The framework we are building is designed to help with advanced data analysis and one of the key requirements for effective analysis decision support is automation of different tasks. Some of these tasks may be complex, for example selecting an analysis method or incorporating domain specific knowledge, while others may be focused on simplicity, convenience or usability of data management. In this post, we are looking at the processing of multiple streams of the same type. This scenario is often needed in practice (e.g. sales data from different locations) when we want to build a big-picture to analyze differences and relationships between individual streams and to detect global patterns or anomalies. For this we needed functionality to effectively transform all, or selected, data streams in a set as well as properly modified analysis methods, starting with basic statistics.

In the experiments related to development of these features we were again using stock quotes data; this time specifically components of Dow Jones Industrial. We considered these components only as a set of data streams and when we talk about ‘average’ we refer to arithmetic mean, not Dow Jones Average (calculated using Dow Divisor). The chart in Figure 1 includes the daily close data series extracted from streams for components of Dow Jones since 2006, with min, avg and max statistics for the whole set.

Figure 1. History of Dow Jones components from 2006 with min, avg and max statistics calculated for the whole set (big)

Figure 1. History of Dow Jones components from 2006 with min, avg and max statistics calculated for the whole set (big)

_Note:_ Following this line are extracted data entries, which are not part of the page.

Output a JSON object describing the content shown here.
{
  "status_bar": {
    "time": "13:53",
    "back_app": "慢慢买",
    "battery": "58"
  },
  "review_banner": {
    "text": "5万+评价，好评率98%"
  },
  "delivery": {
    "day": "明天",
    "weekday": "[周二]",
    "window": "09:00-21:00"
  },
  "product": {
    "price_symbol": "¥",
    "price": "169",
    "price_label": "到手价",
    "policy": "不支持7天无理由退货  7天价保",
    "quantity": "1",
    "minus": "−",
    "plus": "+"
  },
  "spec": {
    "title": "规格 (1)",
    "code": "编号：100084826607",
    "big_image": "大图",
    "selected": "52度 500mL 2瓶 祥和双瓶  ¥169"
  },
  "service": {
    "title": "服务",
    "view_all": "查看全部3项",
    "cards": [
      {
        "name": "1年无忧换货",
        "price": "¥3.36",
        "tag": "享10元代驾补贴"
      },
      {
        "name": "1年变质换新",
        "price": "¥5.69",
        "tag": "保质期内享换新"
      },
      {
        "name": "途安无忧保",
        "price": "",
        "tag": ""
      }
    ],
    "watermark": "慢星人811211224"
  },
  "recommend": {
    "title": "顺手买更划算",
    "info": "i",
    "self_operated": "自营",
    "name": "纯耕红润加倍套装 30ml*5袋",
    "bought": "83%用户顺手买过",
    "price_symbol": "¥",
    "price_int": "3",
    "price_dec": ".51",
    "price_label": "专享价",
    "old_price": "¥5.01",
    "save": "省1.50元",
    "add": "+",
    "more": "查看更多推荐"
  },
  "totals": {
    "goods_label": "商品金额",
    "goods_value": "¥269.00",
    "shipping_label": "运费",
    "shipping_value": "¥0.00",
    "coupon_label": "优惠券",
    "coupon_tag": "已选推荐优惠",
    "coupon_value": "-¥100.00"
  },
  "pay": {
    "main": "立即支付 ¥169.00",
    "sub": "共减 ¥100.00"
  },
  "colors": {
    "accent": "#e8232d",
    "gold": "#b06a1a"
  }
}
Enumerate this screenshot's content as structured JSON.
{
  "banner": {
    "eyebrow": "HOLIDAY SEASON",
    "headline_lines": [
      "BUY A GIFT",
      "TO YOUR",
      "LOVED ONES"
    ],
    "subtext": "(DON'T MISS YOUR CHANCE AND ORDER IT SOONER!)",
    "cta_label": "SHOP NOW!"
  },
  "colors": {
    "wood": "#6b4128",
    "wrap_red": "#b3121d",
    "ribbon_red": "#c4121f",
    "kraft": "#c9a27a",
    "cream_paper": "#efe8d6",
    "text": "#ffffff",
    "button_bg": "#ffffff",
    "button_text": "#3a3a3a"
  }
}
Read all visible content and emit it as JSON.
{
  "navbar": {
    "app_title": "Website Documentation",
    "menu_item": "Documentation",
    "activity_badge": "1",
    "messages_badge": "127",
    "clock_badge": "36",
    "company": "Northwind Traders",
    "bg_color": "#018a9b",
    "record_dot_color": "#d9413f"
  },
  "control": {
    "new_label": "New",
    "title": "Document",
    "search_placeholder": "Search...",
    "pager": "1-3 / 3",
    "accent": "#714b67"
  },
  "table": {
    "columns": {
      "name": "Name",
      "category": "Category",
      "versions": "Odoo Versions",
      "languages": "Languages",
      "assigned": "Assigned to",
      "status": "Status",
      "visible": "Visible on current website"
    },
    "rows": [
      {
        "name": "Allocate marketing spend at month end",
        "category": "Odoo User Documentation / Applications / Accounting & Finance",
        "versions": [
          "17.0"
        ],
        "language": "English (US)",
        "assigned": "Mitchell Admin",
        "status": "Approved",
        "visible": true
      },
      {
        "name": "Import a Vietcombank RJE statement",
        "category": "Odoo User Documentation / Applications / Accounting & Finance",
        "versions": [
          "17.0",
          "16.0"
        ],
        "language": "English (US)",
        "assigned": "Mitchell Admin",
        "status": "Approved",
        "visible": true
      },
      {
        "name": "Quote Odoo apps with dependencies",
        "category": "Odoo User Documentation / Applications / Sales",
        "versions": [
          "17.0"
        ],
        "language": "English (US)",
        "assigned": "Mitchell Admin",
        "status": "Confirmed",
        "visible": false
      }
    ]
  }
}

As mentioned above, we need to be able to perform transformations on all these data series. An example of such an experiment is presented in Figure 2. In this case, the range of values for each of the data series in the scope has been normalized to [0, 1] (see feature scaling). As the result, all the series have the same value range, which make value changes in the given time frame much more visible. The visualization turned out to be interesting also because it nicely illustrated the impact of the financial crisis in 2008 on the stock market (automated annotation artifact added at the time point of the lowest average for the whole set).

Figure 2. Dow Jones components with value ranges normalized to [0,1] and annotation artifact indicating minimum value of average for the whole set (big)

Figure 2. Dow Jones components with value ranges normalized to [0,1] and annotation artifact indicating minimum value of average for the whole set (big)

Sets of data streams (internally we refer to them often as data ponds) can obviously be subjects for further analysis. They are essential for the analysis templates we develop, which due to their practical requirements often need to process many streams that are dynamically updated (including their arrival in and departure from a pond). Having specialized methods for processing sets of streams simplifies the development of analysis templates, which are based heavily on the transformations and applications of analysis methods. The big-picture created through visualization of multiple streams can also become a valuable background for presentation of individual streams, improving the visual data analysis experience. We will talk about these scenarios in future posts of this series.